Note that this is similar to writing out a full function:

In [24]:
import numpy as np
def multByPiFxn( input ):
    return input * np.pi

multByPiFxn(3)

9.42477796076938

However, the way that the lambda function is written allows us to use it in ways that regular expressions cannot be used. For example, let's say you wanted to transform a variable as it was being read in. We can use an unnamed lambda function as a converter for our input data. In this example the converter is applied to the first column (0) and adds 10 to each value. 

In [26]:
import numpy as np
colA, colB = np.loadtxt( "random.txt", unpack=True )
print( "Original Columns: ", colA,colB )

colC, colD = np.loadtxt( "random.txt", converters = {0: lambda s: int(s)+10}, unpack=True )
print( "Updated Columns: ", colC,colD )

Original Columns:  [0. 1. 2. 3. 4. 5. 6. 7. 8. 9.] [ 10.  21.  32.  43.  54.  65.  76.  87.  98. 109.]
Updated Columns:  [10. 11. 12. 13. 14. 15. 16. 17. 18. 19.] [ 10.  21.  32.  43.  54.  65.  76.  87.  98. 109.]


# Check yourself

In [29]:
# Use these variables with the first example
string1 = "For the Glory of Old State"
string2 = "For her founders strong and great."

Write both strings to a file using write and append modes.
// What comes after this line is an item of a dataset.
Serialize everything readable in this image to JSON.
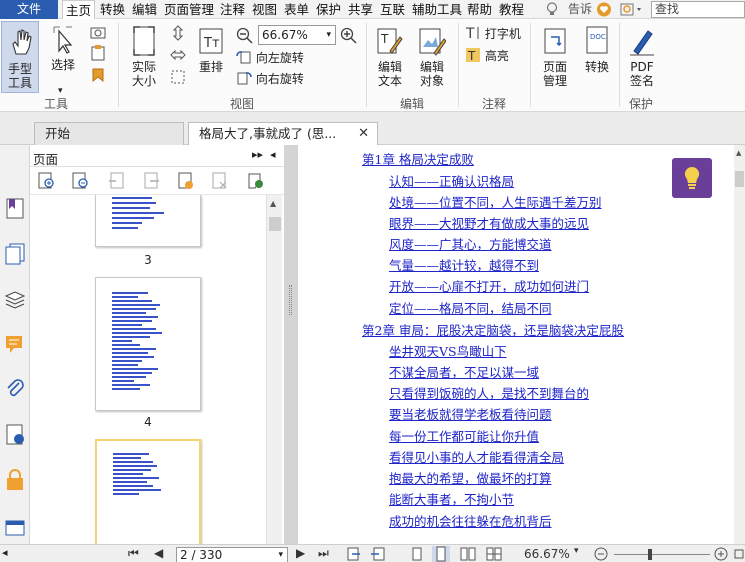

Read the file back in to verify that both strings were written.

In [30]:
# Try it here


Read in random.txt using numpy's loadtxt and typecast the values to integers as they are being read in.

In [31]:
# Try it here


Read in corruptData.dat with a zero for any erroneous data and use a lambda function to multiply the second column by 2.

In [28]:
# Try it here